Next Topic

Previous Topic

Book Contents

Methoden voor bijwerken van patches

De VSA geeft vijf methoden om Microsoft-patches op beheerde computers toe te passen:

  • Initiële update is een éénmalige verwerking van alle goedgekeurde Microsoft-patches die op basis van Patchbeleid op een behaarde computer van toepassing is. Initiële update negeert het beleid Herstartactie en herstart de beheerde computer zonder de gebruiker te waarschuwen, zo vaak als nodig totdat de coputer tot het laatste patch-niveau wordt gebracht. Initiële update moet alleen tijdens niet-werkuren worden uitgevoerd en wordt meestal tijdens een weekend op nieuw toegevoegde computers uitgevoerd.
  • Automatische update is de voorkeursmethodeom op een terugkerende basis beheerde computers bij te werken. Reageert op beide beleiden Patch-beleid en Herstartactie.
  • Patch-update - Als u Automatische update gebruikt, dan wordt Patch-update op een uitzonderingsbasis gebruikt om op meerdere computers individuele patches toe te passen of voor patches die origineel op bepaalde computers mislukten. Heft beide beleiden Patch-beleid en Herstartactie op.
  • Update computer - Als u Automatische update gebruikt, dan wordt Update computer op uitzonderingsbasis gebruikt om op individuele computers patches toe te passen. Heft beide beleiden Patch-beleid en Herstartactie op.
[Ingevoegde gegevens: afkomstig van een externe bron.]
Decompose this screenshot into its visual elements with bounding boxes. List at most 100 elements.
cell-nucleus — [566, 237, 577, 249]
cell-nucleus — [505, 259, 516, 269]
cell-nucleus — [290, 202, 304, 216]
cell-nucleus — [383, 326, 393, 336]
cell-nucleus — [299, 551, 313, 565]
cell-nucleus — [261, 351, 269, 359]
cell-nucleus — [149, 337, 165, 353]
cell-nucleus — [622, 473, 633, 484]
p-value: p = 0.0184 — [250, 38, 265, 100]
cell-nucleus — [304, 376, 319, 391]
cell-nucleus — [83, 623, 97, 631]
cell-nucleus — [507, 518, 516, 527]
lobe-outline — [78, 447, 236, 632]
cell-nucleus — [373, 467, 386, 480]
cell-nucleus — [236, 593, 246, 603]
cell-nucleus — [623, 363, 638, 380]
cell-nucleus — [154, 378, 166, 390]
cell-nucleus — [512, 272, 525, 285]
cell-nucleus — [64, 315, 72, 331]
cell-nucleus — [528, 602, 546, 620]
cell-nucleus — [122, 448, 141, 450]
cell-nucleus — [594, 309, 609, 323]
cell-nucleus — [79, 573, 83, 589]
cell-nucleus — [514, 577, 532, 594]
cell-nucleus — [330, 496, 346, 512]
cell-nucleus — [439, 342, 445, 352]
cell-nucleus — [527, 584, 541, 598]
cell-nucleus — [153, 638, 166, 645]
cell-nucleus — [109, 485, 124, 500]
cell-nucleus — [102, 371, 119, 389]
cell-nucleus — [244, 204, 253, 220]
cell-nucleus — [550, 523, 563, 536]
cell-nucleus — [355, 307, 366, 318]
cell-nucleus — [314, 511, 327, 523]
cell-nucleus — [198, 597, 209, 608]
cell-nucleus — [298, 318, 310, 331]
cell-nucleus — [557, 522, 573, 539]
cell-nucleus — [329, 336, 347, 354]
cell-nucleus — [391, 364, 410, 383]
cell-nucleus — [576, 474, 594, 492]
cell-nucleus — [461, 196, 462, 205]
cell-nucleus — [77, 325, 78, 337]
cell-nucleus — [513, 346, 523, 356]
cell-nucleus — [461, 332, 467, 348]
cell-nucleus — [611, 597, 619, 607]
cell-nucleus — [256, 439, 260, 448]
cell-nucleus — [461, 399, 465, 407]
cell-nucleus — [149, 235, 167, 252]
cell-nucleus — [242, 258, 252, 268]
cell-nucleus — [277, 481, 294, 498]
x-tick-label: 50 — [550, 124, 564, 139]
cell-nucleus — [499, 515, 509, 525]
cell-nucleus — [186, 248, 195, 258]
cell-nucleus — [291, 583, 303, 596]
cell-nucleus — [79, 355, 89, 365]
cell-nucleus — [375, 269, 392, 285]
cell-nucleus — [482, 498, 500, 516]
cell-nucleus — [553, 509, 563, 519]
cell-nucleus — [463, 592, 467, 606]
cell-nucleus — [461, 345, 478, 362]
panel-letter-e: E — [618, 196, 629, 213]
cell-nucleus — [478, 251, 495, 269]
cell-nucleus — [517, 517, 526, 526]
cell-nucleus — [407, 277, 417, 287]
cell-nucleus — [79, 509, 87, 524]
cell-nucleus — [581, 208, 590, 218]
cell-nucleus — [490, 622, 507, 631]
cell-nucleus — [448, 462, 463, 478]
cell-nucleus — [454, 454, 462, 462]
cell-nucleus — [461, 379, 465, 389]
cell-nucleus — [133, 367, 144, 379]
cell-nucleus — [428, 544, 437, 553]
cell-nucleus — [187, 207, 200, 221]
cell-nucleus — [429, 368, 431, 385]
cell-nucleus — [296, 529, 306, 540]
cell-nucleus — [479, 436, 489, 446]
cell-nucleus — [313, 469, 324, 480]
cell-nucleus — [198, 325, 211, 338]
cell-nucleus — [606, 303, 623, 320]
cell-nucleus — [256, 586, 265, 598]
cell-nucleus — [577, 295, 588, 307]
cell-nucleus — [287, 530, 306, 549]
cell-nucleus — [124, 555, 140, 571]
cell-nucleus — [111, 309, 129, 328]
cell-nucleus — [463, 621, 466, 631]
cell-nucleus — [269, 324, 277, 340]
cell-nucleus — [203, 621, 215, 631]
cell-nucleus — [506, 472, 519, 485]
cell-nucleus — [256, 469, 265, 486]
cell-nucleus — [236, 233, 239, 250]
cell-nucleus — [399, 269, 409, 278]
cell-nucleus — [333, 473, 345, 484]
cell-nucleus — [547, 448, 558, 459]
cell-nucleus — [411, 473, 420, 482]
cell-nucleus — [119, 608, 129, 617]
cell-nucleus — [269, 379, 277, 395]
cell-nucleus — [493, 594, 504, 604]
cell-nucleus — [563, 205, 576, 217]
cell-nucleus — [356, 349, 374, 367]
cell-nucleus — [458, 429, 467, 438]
Update computer wordt vaak gebruikt om een nieuwe patch te testen voordat het voor algemene vrijgave aan alle computers wordt goedgekeurd.
  • Inzet patch - U kunt ook een door de gebruiker gedefinieerde procedure gebruiken om met Agentprocedures > Inzet patch een Microsoft-patch te installeren. Microsoft publiceert veel hot fixes als patches voor zeer specifiek zaken die niet zijn opgenomen in de Microsoft Update Catalog of in het Office Detection Tool, de twee patch-bronnen die de module Patch-beheer gebruikt om patch-updates te beheren. Patch-inzet  stelt de klant in staat om een procedure voor de installatie van patches te maken voor deze hot fixes, via deze wizard, die gebruikt kan worden om de installatie op elke gewenste computer te plannen.

Opmerking: U kunt non-Microsoft toepassingen installeren met Agentproceures > Inzet toepassing. Als een vooraf gedefinieerde installatie-oplossing niet kan worden gebruikt, gebruikt u Agentprocedures > Objectenbeheer om een zelfuitpakkend bestand te maken die klaar is voor automatische distributie.